Aspergers is a lifelong syndrome. It’s not going to get better. Its not going to be cured. It’s not going to disappear. What might change is that over time the individual and the family may develop strategies to help deal better with some of the situations life will throw at them. Also some of the specific symptoms may fluctuate over time. For example in a number of individuals something like repetitive hand flapping may become less prevalent with age. Also Aspergers often coexists with a number of other conditions – dyspraxia, ADHD, dyslexia…. It is possible that some of these conditions could improve with time. For example our son has with hard work started to overcome some of the issues which his dyspraxia and dyslexia had caused him in his earlier years.

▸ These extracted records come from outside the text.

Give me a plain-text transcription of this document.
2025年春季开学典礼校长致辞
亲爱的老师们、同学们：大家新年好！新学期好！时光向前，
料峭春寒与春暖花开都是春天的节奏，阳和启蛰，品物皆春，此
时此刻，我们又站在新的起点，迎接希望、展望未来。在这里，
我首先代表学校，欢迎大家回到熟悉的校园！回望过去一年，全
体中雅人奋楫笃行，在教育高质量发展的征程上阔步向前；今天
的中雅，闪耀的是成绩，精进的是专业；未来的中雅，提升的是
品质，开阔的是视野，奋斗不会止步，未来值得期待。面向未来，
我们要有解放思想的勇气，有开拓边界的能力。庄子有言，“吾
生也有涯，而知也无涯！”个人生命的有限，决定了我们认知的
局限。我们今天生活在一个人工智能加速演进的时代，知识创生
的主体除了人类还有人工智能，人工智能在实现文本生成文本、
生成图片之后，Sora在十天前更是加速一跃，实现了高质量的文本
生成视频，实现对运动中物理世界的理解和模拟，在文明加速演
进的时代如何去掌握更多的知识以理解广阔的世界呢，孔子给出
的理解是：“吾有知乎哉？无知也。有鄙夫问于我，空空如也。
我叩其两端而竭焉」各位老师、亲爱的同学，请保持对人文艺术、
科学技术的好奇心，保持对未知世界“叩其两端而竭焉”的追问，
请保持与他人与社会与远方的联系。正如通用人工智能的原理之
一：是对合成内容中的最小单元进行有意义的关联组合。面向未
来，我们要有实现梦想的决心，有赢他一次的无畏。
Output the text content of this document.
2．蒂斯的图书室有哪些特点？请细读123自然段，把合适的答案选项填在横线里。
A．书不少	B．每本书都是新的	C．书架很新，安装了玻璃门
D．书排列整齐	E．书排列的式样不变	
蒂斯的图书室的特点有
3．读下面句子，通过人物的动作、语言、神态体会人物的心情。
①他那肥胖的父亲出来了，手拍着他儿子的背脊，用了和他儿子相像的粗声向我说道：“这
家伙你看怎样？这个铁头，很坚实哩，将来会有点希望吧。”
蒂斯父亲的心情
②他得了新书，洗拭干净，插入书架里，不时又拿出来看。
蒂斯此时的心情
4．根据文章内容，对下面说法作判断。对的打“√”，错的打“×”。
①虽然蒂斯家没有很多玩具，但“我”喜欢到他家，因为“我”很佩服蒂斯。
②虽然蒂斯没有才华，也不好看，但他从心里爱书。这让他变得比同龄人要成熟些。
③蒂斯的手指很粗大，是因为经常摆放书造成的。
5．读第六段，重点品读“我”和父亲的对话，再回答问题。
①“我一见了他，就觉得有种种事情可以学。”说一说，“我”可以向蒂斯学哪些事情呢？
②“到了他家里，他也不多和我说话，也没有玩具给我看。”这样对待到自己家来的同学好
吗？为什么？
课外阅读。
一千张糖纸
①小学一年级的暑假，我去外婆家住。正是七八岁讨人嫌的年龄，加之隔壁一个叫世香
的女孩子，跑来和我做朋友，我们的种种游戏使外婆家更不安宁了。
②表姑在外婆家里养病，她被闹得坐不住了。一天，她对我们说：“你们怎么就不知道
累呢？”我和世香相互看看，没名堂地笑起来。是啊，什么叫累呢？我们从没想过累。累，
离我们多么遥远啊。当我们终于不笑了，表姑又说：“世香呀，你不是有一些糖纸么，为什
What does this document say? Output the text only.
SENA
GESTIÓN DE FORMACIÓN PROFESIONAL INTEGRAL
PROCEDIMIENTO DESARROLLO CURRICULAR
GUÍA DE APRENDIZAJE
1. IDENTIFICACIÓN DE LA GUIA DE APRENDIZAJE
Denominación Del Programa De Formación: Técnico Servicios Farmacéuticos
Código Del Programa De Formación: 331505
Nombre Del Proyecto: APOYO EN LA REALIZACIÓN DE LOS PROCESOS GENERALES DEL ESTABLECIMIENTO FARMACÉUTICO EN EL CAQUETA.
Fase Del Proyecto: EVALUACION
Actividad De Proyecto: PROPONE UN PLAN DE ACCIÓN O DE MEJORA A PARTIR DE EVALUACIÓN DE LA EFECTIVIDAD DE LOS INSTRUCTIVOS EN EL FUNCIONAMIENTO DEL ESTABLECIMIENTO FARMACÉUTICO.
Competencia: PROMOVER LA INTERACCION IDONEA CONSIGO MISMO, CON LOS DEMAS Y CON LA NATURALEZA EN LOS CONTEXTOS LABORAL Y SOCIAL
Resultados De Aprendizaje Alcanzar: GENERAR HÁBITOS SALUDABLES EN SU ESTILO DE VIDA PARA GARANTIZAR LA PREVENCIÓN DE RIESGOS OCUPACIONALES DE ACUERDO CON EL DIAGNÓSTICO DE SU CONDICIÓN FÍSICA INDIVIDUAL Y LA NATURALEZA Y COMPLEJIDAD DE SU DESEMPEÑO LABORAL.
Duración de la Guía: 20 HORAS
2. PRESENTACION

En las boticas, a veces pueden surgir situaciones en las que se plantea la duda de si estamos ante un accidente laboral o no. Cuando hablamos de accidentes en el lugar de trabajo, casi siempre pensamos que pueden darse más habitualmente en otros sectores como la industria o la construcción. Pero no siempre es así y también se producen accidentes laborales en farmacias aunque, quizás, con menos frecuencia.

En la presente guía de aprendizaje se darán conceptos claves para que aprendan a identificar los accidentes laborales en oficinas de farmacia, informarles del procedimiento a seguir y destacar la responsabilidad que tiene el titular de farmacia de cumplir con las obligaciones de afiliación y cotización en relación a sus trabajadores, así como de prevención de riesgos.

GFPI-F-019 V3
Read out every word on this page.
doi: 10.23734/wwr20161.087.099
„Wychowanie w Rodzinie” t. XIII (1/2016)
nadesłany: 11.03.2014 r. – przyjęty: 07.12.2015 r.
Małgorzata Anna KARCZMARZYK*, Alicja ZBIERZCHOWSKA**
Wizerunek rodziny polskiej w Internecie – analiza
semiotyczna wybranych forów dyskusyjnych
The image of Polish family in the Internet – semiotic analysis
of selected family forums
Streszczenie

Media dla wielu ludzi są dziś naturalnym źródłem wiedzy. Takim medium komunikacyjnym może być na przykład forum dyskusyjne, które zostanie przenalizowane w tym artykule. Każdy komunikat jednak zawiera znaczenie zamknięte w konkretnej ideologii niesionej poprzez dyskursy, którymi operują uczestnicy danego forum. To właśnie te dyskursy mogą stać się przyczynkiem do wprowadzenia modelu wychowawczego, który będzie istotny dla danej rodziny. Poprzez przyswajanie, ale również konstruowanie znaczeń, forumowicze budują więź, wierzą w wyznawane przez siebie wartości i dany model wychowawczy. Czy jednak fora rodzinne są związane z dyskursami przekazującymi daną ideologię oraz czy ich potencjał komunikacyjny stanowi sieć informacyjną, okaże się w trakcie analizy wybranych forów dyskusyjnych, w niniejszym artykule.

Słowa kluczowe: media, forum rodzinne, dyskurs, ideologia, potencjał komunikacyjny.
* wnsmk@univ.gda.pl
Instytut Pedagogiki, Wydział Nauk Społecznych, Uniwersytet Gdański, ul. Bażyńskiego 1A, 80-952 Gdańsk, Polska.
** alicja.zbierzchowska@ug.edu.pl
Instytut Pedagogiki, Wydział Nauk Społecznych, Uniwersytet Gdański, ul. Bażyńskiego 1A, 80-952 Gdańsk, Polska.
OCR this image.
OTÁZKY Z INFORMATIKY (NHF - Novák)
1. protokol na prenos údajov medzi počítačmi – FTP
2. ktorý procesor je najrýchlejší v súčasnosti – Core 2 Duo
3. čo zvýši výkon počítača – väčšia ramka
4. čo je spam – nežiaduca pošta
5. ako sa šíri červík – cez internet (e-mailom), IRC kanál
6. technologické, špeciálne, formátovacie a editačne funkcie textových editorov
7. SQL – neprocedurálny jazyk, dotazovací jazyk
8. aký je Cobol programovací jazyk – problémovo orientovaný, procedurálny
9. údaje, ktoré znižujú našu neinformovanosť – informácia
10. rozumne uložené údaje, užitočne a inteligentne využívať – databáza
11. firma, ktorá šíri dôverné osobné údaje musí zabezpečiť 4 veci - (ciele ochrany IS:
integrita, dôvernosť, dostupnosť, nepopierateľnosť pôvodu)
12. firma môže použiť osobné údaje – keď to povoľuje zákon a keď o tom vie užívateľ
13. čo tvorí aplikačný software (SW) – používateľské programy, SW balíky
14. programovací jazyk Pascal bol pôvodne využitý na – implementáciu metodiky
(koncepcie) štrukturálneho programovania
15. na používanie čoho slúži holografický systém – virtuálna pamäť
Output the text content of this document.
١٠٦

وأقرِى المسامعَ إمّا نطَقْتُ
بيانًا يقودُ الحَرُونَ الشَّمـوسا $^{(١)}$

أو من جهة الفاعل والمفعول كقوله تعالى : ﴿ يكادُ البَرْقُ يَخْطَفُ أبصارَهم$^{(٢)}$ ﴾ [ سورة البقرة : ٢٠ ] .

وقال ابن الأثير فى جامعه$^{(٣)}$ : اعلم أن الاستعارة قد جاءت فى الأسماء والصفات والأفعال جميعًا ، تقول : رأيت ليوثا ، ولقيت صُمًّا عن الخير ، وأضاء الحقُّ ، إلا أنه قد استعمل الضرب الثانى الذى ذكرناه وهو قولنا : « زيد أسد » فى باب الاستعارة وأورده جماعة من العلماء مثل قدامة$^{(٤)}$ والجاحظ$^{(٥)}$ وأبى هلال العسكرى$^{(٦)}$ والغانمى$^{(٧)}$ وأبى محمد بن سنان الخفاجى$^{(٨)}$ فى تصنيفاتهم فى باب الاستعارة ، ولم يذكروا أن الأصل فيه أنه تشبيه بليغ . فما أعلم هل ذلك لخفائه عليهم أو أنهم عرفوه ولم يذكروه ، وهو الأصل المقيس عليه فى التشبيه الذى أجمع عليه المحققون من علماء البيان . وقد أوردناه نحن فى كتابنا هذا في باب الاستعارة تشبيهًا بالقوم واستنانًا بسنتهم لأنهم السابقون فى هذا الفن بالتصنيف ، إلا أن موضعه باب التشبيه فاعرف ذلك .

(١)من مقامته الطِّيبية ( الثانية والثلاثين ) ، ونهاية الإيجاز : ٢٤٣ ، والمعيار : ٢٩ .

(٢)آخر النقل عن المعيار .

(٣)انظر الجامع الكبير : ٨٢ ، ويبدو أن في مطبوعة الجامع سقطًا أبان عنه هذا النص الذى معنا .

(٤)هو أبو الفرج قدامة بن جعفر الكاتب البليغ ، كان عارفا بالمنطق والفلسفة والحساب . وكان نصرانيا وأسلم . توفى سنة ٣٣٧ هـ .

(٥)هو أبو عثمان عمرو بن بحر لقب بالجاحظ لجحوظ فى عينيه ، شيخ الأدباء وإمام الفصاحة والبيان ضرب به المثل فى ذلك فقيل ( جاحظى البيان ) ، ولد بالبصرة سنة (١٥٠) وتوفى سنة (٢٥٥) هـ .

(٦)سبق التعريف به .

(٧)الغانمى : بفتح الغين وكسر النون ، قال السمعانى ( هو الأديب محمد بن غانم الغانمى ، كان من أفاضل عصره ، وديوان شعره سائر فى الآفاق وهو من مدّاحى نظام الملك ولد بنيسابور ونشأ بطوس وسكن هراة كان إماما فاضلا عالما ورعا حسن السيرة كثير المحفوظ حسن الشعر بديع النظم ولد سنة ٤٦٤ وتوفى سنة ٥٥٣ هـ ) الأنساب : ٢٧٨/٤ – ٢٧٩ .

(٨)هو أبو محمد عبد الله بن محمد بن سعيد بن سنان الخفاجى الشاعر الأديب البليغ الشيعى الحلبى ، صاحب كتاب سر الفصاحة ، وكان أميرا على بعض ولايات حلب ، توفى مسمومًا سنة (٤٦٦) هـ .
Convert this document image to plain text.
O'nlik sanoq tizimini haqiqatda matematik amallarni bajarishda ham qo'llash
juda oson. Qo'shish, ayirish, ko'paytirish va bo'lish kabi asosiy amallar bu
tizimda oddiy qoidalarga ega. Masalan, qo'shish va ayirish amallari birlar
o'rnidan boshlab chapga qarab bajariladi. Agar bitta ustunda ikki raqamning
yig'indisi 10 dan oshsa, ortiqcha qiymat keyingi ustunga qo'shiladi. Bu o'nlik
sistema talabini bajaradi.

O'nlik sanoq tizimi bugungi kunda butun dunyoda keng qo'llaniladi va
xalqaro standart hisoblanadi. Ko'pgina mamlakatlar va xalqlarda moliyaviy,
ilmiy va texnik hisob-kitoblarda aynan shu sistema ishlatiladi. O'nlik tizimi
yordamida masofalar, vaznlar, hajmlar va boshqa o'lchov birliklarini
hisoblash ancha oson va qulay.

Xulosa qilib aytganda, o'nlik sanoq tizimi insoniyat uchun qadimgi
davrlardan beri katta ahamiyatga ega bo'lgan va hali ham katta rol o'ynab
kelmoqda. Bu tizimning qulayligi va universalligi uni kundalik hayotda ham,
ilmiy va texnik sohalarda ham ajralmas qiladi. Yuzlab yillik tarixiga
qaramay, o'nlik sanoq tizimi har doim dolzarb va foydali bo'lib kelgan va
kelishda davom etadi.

So yes it is possible that improvements may occur. But here’s the thing, it’s not guaranteed. Each individual case is different, unique. Things may stay the same with age. They can also get worse with age.

So we just don’t know.

The Clinical Psychologist who did the full review of our Son was quite clear. The majority of his Aspergers related traits will stay with him over his life. However at around the teenage period changes may start to occur. It could go either way. He could become fully independent or he may regress and may need some form of life long support. She talked through a number of possible scenarios. One scenario was that some improvements would occur potentially in the areas of dyslexia and the diminishing of some of the repetitive behaviours. Another scenario painted a downturn in his existing anxieties and fears. This could occur naturally during his teenage years or could be triggered by a single significant event which effects his view of the world. Tips the balance in his risk assessments of the world. This could lead to significant mental health concerns and potentially social isolation. Where we are sat currently, we are not a million miles away from that scenario. The triggers – the death of his mum, a pandemic, his teenage years…. He is currently physically cut adrift from the world. His fears and anxieties ramped up to the rafters.

Nothing is set in stone. We just have to go with the flow and see what life brings. It could be still be a fully independent life. But it could also entail a lifelong requirement for support. In this country we don’t cater for the latter scenario. Support has to be fought and won for young children. That support is at best is patchy. During the teenage years the support tends to be reduced due to funding cut backs. By early adulthood the support has completely vanished. That’s a sobering thought for parents in this position. It really is.